Geotate, a newly formed subsidiary of NXP, provides hardware and software solutions to OEMs. Their new chip, which costs about $3, can add built-in geotagging capability to cameras. They also had a hot-shoe mountable reference design that would enable users who already have DSLRs to add the ability to their cameras. Jobo released a similar version this year, but based on its own hardware.
Geotagging can also be done with an existing GPS device, so long as the time is properly synced between the camera and GPS device and you have the software to extrapolate the data. Merax's PhotoFinder GPS (not to be confused with ATP's GPS PhotoFinder) does basically that. Rather than hooking to the camera or syncing with a card directly, it just gathers data as one cruises around, and then adds the geotags to the images upon import to the computer. As an added bonus, the device can be used as a navigation device with its built-in Bluetooth connection.
2. Increased Dynamic Range
One of the big fads in digital imaging right now is tonemapping of HDR images. In essence, this means taking, say, 32 bits of color data and adjusting it to fit within an 8-bit color space, which is what our monitors and papers are capable of reproducing.
It was only a matter of time before camera manufacturers started looking for a way to get the most out of their sensors, which are 12- and 14-bit these days. Raw imaging is one way to preserve all the data, allowing for post-processing on the computer, but doing it on the camera appeals to many people. Nikon introduced D-Lighting as their way of getting more detail into the shadow areas of their photos. Panasonic recently added similar functionality to their point-and-shoots under the moniker of Intelligent ISO. Samsung threw all caution to the wind and just called theirs HDR.

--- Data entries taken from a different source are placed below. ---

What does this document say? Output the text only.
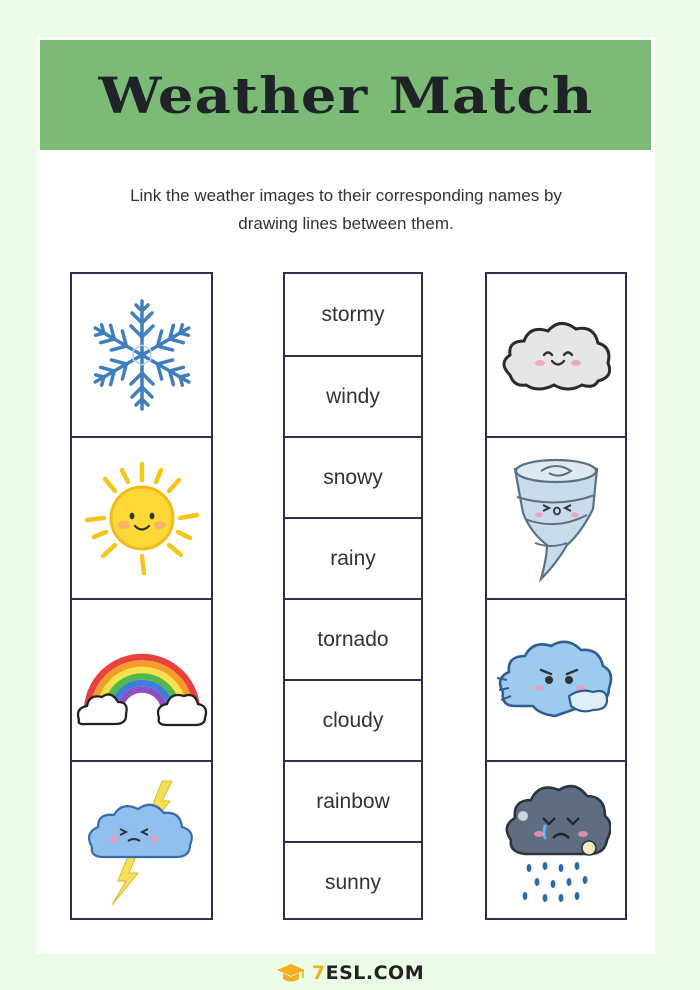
Weather Match
Link the weather images to their corresponding names by
drawing lines between them.
stormy
windy
snowy
rainy
tornado
cloudy
rainbow
sunny
7ESL.COM
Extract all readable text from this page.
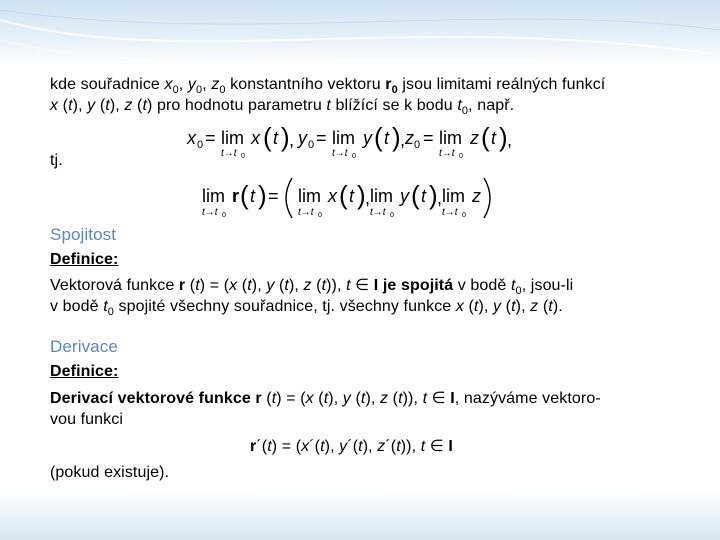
kde souřadnice $x_0$, $y_0$, $z_0$ konstantního vektoru $r_0$ jsou limitami reálných funkcí
x (t), y (t), z (t) pro hodnotu parametru t blížící se k bodu $t_0$, např.
x 0 = lim
t→t 0
x ( t ) , y 0 = lim
t→t 0
y ( t ) , z 0 = lim
t→t 0
z ( t ) ,
tj.
lim
t→t 0
r ( t ) = lim
t→t 0
x ( t ) , lim
t→t 0
y ( t ) , lim
t→t 0
z
Spojitost
Definice:
Vektorová funkce r (t) = (x (t), y (t), z (t)), t ∈ I je spojitá v bodě $t_0$, jsou-li
v bodě $t_0$ spojité všechny souřadnice, tj. všechny funkce x (t), y (t), z (t).
Derivace
Definice:
Derivací vektorové funkce r (t) = (x (t), y (t), z (t)), t ∈ I, nazýváme vektoro-
vou funkci
r´(t) = (x´(t), y´(t), z´(t)), t ∈ I
(pokud existuje).
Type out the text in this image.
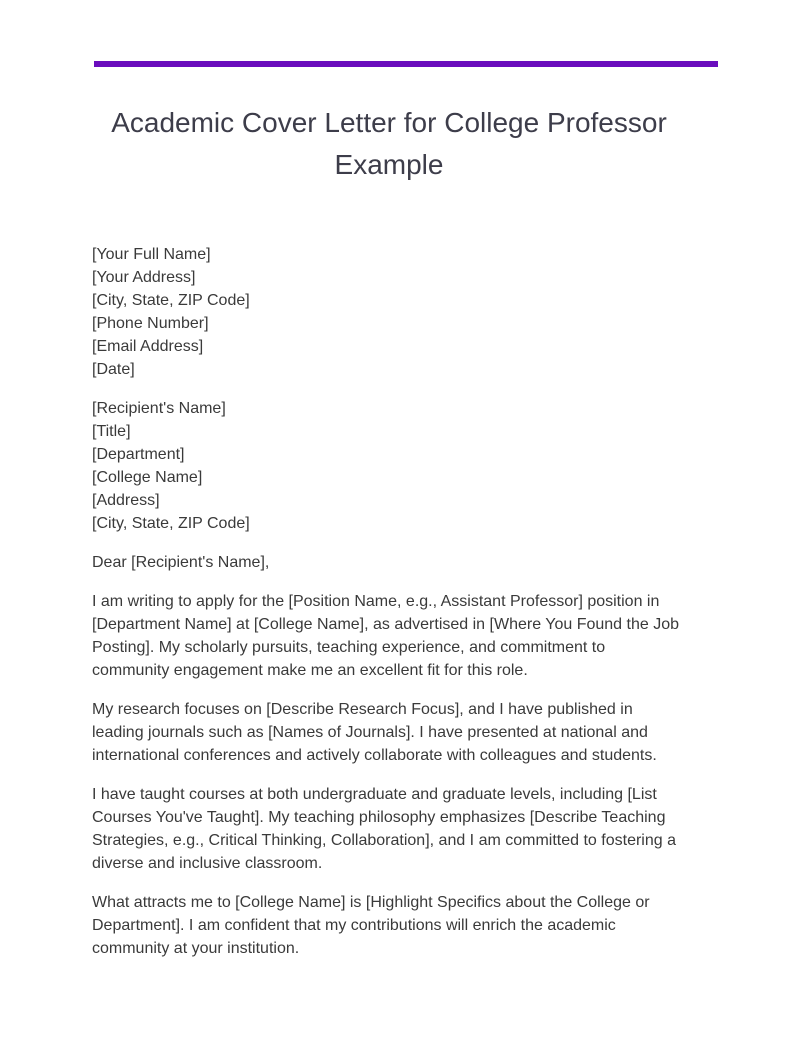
Academic Cover Letter for College Professor Example
[Your Full Name]
[Your Address]
[City, State, ZIP Code]
[Phone Number]
[Email Address]
[Date]
[Recipient's Name]
[Title]
[Department]
[College Name]
[Address]
[City, State, ZIP Code]
Dear [Recipient's Name],
I am writing to apply for the [Position Name, e.g., Assistant Professor] position in
[Department Name] at [College Name], as advertised in [Where You Found the Job
Posting]. My scholarly pursuits, teaching experience, and commitment to
community engagement make me an excellent fit for this role.
My research focuses on [Describe Research Focus], and I have published in
leading journals such as [Names of Journals]. I have presented at national and
international conferences and actively collaborate with colleagues and students.
I have taught courses at both undergraduate and graduate levels, including [List
Courses You've Taught]. My teaching philosophy emphasizes [Describe Teaching
Strategies, e.g., Critical Thinking, Collaboration], and I am committed to fostering a
diverse and inclusive classroom.
What attracts me to [College Name] is [Highlight Specifics about the College or
Department]. I am confident that my contributions will enrich the academic
community at your institution.
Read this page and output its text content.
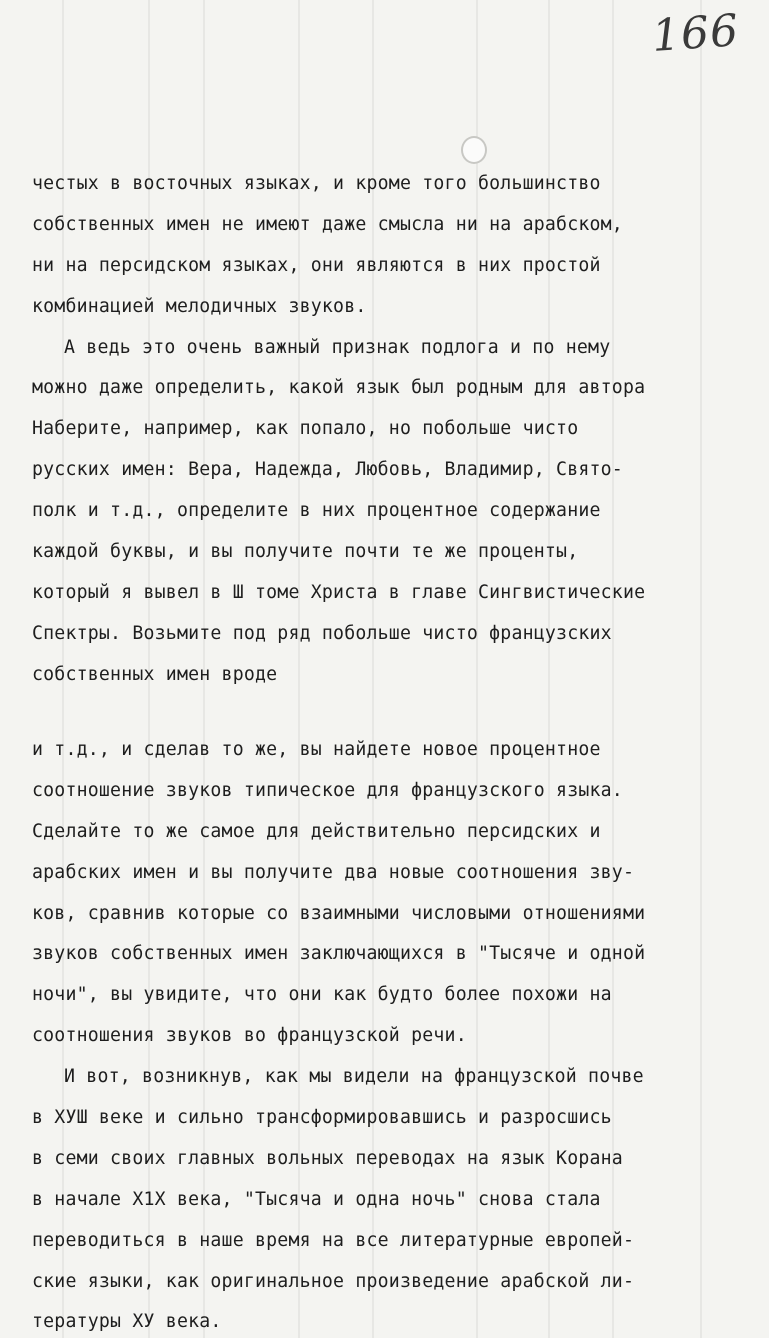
166
честых в восточных языках, и кроме того большинство
собственных имен не имеют даже смысла ни на арабском,
ни на персидском языках, они являются в них простой
комбинацией мелодичных звуков.
А ведь это очень важный признак подлога и по нему
можно даже определить, какой язык был родным для автора
Наберите, например, как попало, но побольше чисто
русских имен: Вера, Надежда, Любовь, Владимир, Свято-
полк и т.д., определите в них процентное содержание
каждой буквы, и вы получите почти те же проценты,
который я вывел в Ш томе Христа в главе Сингвистические
Спектры. Возьмите под ряд побольше чисто французских
собственных имен вроде
и т.д., и сделав то же, вы найдете новое процентное
соотношение звуков типическое для французского языка.
Сделайте то же самое для действительно персидских и
арабских имен и вы получите два новые соотношения зву-
ков, сравнив которые со взаимными числовыми отношениями
звуков собственных имен заключающихся в "Тысяче и одной
ночи", вы увидите, что они как будто более похожи на
соотношения звуков во французской речи.
И вот, возникнув, как мы видели на французской почве
в ХУШ веке и сильно трансформировавшись и разросшись
в семи своих главных вольных переводах на язык Корана
в начале Х1Х века, "Тысяча и одна ночь" снова стала
переводиться в наше время на все литературные европей-
ские языки, как оригинальное произведение арабской ли-
тературы ХУ века.
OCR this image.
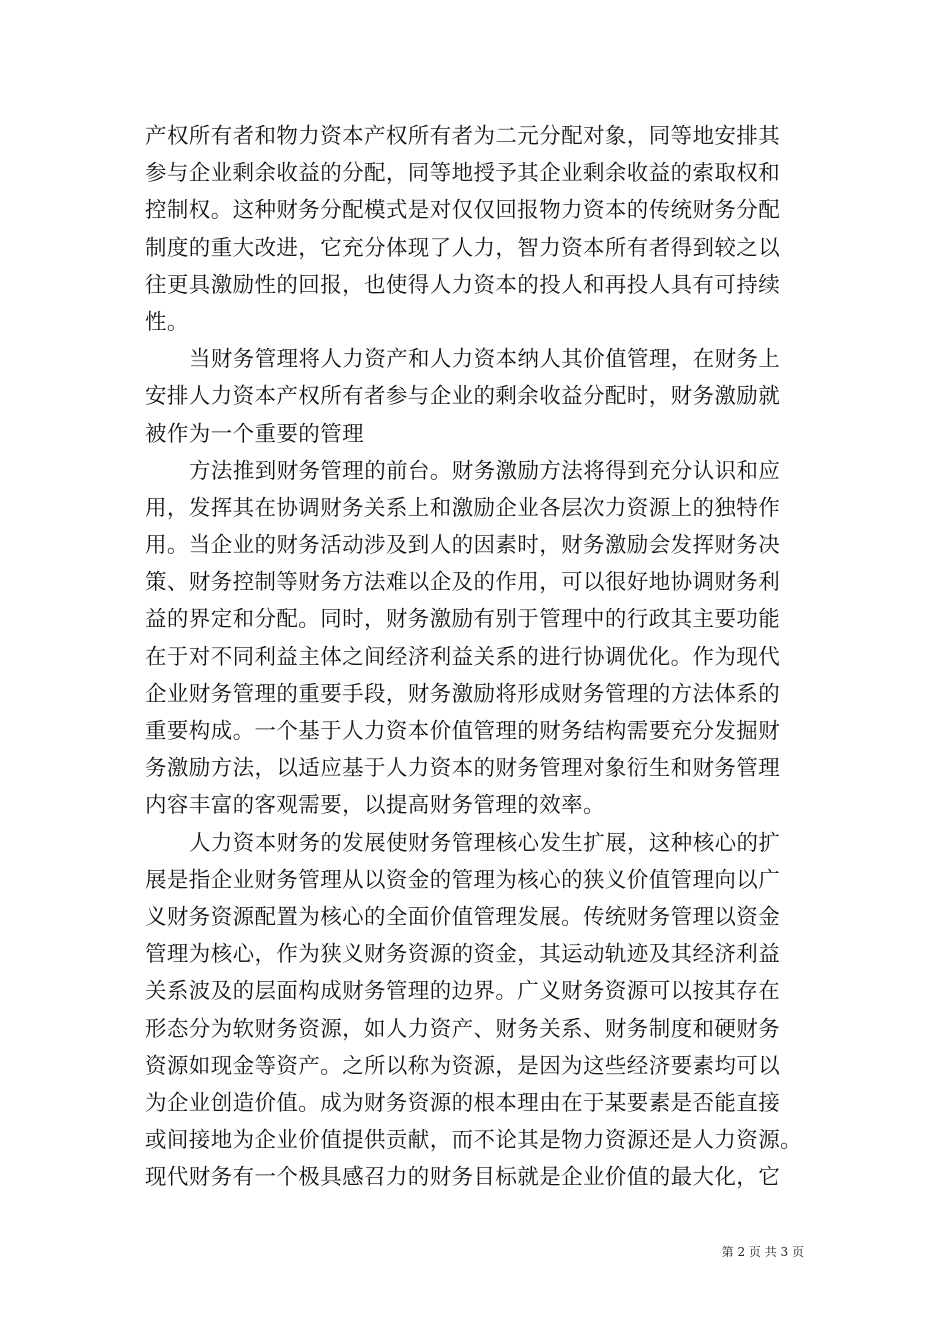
产权所有者和物力资本产权所有者为二元分配对象，同等地安排其
参与企业剩余收益的分配，同等地授予其企业剩余收益的索取权和
控制权。这种财务分配模式是对仅仅回报物力资本的传统财务分配
制度的重大改进，它充分体现了人力，智力资本所有者得到较之以
往更具激励性的回报，也使得人力资本的投人和再投人具有可持续
性。
当财务管理将人力资产和人力资本纳人其价值管理，在财务上
安排人力资本产权所有者参与企业的剩余收益分配时，财务激励就
被作为一个重要的管理
方法推到财务管理的前台。财务激励方法将得到充分认识和应
用，发挥其在协调财务关系上和激励企业各层次力资源上的独特作
用。当企业的财务活动涉及到人的因素时，财务激励会发挥财务决
策、财务控制等财务方法难以企及的作用，可以很好地协调财务利
益的界定和分配。同时，财务激励有别于管理中的行政其主要功能
在于对不同利益主体之间经济利益关系的进行协调优化。作为现代
企业财务管理的重要手段，财务激励将形成财务管理的方法体系的
重要构成。一个基于人力资本价值管理的财务结构需要充分发掘财
务激励方法，以适应基于人力资本的财务管理对象衍生和财务管理
内容丰富的客观需要，以提高财务管理的效率。
人力资本财务的发展使财务管理核心发生扩展，这种核心的扩
展是指企业财务管理从以资金的管理为核心的狭义价值管理向以广
义财务资源配置为核心的全面价值管理发展。传统财务管理以资金
管理为核心，作为狭义财务资源的资金，其运动轨迹及其经济利益
关系波及的层面构成财务管理的边界。广义财务资源可以按其存在
形态分为软财务资源，如人力资产、财务关系、财务制度和硬财务
资源如现金等资产。之所以称为资源，是因为这些经济要素均可以
为企业创造价值。成为财务资源的根本理由在于某要素是否能直接
或间接地为企业价值提供贡献，而不论其是物力资源还是人力资源。
现代财务有一个极具感召力的财务目标就是企业价值的最大化，它
第 2 页 共 3 页
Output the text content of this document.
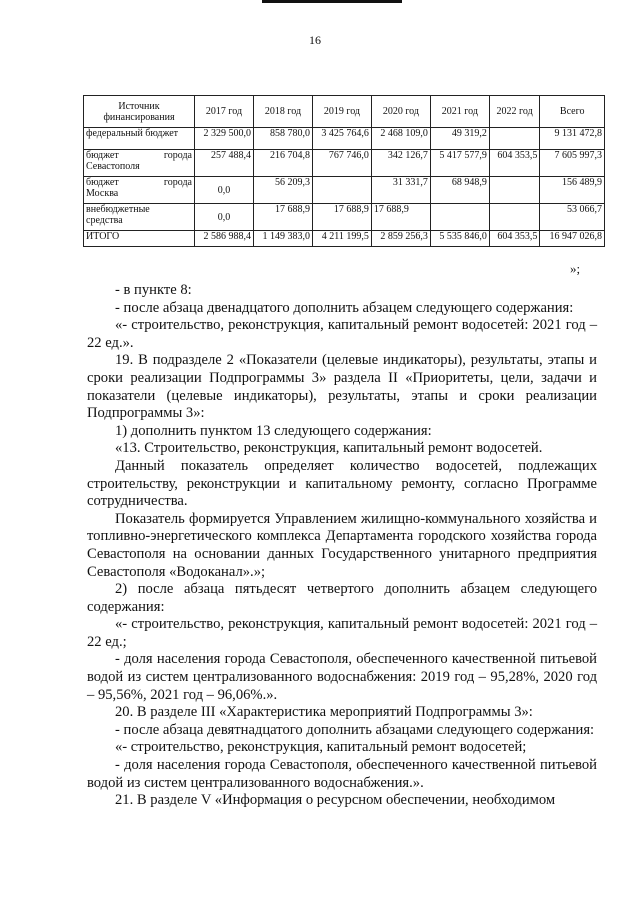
16
Источник финансирования	2017 год	2018 год	2019 год	2020 год	2021 год	2022 год	Всего
федеральный бюджет	2 329 500,0	858 780,0	3 425 764,6	2 468 109,0	49 319,2		9 131 472,8

бюджет города
Севастополя	257 488,4	216 704,8	767 746,0	342 126,7	5 417 577,9	604 353,5	7 605 997,3

бюджет города
Москва	0,0	56 209,3		31 331,7	68 948,9		156 489,9

внебюджетные
средства	0,0	17 688,9	17 688,9	17 688,9			53 066,7
ИТОГО	2 586 988,4	1 149 383,0	4 211 199,5	2 859 256,3	5 535 846,0	604 353,5	16 947 026,8
»;

- в пункте 8:

- после абзаца двенадцатого дополнить абзацем следующего содержания:

«- строительство, реконструкция, капитальный ремонт водосетей: 2021 год – 22 ед.».

19. В подразделе 2 «Показатели (целевые индикаторы), результаты, этапы и сроки реализации Подпрограммы 3» раздела II «Приоритеты, цели, задачи и показатели (целевые индикаторы), результаты, этапы и сроки реализации Подпрограммы 3»:

1) дополнить пунктом 13 следующего содержания:

«13. Строительство, реконструкция, капитальный ремонт водосетей.

Данный показатель определяет количество водосетей, подлежащих строительству, реконструкции и капитальному ремонту, согласно Программе сотрудничества.

Показатель формируется Управлением жилищно-коммунального хозяйства и топливно-энергетического комплекса Департамента городского хозяйства города Севастополя на основании данных Государственного унитарного предприятия Севастополя «Водоканал».»;

2) после абзаца пятьдесят четвертого дополнить абзацем следующего содержания:

«- строительство, реконструкция, капитальный ремонт водосетей: 2021 год – 22 ед.;

- доля населения города Севастополя, обеспеченного качественной питьевой водой из систем централизованного водоснабжения: 2019 год – 95,28%, 2020 год – 95,56%, 2021 год – 96,06%.».

20. В разделе III «Характеристика мероприятий Подпрограммы 3»:

- после абзаца девятнадцатого дополнить абзацами следующего содержания:

«- строительство, реконструкция, капитальный ремонт водосетей;

- доля населения города Севастополя, обеспеченного качественной питьевой водой из систем централизованного водоснабжения.».

21. В разделе V «Информация о ресурсном обеспечении, необходимом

This technology has a long ways to go, but with camera resolutions where they are today, it seems logical that some of that resolution could be thrown at getting different ISO sensitivity readings from a single frame and actually create a full 32-bit file. If HDR turns out not to be a passing fad like Sepia toning, perhaps this will be something to look for in the next few years.
3. Face Recognition
This really seemed like a gimmick when it got big last year, but with cameras being able to track up to 15 faces, detect smiles and recognize the photographer when he steps into the frame for a self shot, it takes on a whole other level of creepy usefulness. FotoNation is the primary driving force behind the embedded software that does this.
4. HD Video and 16:9 Aspect Ratio
Consumer cameras wind up being used to create content for consumer use. With the HD revolution nearly upon us and the overall move to widescreen everything, it just makes sense to fit the camera format into the mold. The downside comes with printing, but that's probably something that will be dealt with too. Maybe 4 x 7.77-inch photo paper will be the new 4 x 6. The newest point-and-shoot cameras are all outputting 720p video.
Nikon's been doing it right for a while. Samsung is trying to do it right-er by adding the functionality to virtually all of their consumer electronics. Panasonic is in on the game too. For everybody else there's Eye-Fi, a 2GB SD card with a Wi-Fi controller that automatically beams the images from the camera to the computer. Is it a gimmick or is it a necessity? Time will tell.